Jane Moss's Writing in bereavement is a breath of fresh air... At every stage she reflects back on the theory of bereavement support, whilst giving examples of work that might be produced, and how the facilitator may respond. Creating space to reflect by both the facilitator and the participants is the key word, and Moss gives plenty of support and advice on how to approach this.
Therapy Today, Kate Thompson, existential psychoterapists, journal therapist and author
This book is a useful addition to the literature and will be of great interest to therapeutic practitioners and creative writers alike... Readers who are not already familiar with the literature of therapeutic writing will find themselves gently guided through the principles and practices.
Colin Murray Parkes, OBE, MD, FRCPsych, psychiatrist, author and Life President of Cruse Bereavement Care, UK
When someone we love dies we lose, not only a person "out there", but an organising principle of our assumptive world, the world that, up to that moment, we had taken for granted. Grief is not about forgetting the dead, it is about discovering a new narrative, a new source of meaning to our lives. Jane Moss here shows us a way of helping bereaved people to do just that. It gives us a choice of techniques and suggestions, exercises and insights, that are well supported by research and which we can adapt to the particular needs of individuals at this turning point in their lives.

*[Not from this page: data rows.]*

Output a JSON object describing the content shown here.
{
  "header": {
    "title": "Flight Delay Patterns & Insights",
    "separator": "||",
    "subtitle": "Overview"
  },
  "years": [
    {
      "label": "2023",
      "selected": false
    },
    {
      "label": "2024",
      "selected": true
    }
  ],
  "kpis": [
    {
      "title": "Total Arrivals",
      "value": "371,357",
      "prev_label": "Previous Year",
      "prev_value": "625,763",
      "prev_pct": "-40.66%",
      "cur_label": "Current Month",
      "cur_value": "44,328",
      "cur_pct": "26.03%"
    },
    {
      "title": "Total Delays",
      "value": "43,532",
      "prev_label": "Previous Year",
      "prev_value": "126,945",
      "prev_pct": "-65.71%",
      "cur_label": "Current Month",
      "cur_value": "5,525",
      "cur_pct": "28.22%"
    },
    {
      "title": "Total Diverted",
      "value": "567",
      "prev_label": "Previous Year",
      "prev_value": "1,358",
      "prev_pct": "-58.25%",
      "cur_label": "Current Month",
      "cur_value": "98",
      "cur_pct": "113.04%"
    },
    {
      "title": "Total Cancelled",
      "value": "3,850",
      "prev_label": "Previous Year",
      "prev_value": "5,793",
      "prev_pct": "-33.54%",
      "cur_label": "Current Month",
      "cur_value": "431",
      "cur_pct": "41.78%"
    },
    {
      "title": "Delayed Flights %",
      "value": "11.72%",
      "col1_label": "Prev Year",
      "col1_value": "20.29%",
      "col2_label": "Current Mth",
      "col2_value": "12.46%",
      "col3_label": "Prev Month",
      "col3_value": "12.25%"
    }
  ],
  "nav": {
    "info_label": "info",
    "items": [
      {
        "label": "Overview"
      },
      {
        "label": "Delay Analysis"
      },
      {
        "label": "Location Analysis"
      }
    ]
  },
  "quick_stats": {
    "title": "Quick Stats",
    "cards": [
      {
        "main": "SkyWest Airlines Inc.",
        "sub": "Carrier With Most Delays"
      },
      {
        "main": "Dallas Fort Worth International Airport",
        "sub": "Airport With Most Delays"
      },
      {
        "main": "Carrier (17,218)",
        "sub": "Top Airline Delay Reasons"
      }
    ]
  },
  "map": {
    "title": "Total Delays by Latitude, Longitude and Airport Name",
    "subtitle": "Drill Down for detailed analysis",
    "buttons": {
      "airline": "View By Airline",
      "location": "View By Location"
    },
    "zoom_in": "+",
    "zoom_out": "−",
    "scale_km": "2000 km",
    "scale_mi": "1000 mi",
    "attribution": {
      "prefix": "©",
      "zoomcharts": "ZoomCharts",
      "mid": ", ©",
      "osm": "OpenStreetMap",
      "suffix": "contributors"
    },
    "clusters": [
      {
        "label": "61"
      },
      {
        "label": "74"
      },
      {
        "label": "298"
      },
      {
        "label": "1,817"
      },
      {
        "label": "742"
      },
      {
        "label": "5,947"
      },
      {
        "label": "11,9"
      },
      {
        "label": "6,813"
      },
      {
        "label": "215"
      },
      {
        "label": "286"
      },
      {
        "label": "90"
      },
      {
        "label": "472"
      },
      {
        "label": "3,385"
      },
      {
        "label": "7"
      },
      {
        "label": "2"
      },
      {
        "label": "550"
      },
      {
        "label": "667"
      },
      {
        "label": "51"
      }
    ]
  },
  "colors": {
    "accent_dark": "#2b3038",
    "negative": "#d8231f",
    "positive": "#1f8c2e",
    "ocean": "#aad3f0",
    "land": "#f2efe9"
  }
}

Dodie Graves, counsellor, bereavement service co-ordinator and author of Talking with Bereaved People and Setting Up and Facilitating Bereavement Support Groups
Here is a wealth of ideas and inspiration for those of us aspiring to work creatively with bereaved people using the written word. I found my creative juices begin to flow as I read the ideas for the exercises and how to use them. These will be of enormous benefit for those wanting to start working in this way and will provide added incentive and encouragement for those who already use creative tools. I could use the ideas not only with the bereaved person but also with volunteer supporters in their supervision. The example of the fictional Greenbank writing group will be of special interest to those who want to offer support groups for bereaved people and there is much practical help offered for setting up such a group. I am sure this will prove to be a truly useful volume to have for reference and advice for those of us working in the field of bereavement support and counselling.
Robert A. Neimeyer, PhD, editor of Techniques of Grief Therapy: Creative Practices for Counseling the Bereaved
Moss helps mourners reach deeply into the wordless silence at the heart of grief, and render what they discover in language that is resonant with meaning and emotion. From acrostics to villanelles, and from the opening group warm-up to the final wind-down, she scaffolds a structure for Writing in Bereavement that fosters continuity and connection in life narratives rewritten by the experience of loss. Whether you work with bereavement support groups or in the intimate crucible of grief therapy, you will find in this book an indispensable muse to your clinical creativity.
Anne Cullen, Manager of Psychosocial and Spiritual Care, Princess Alice Hospice, Esher, UK
Bereavement can be a dark and lonely place. This book shows how writing in groups can help bereaved people to find companionship and to begin to map out their own paths through this alien landscape. The book is thoroughly researched and offers a clear and systematic toolkit for professionals. On top of this, it is an engaging read that should leave readers feeling inspired to try this approach within their own work.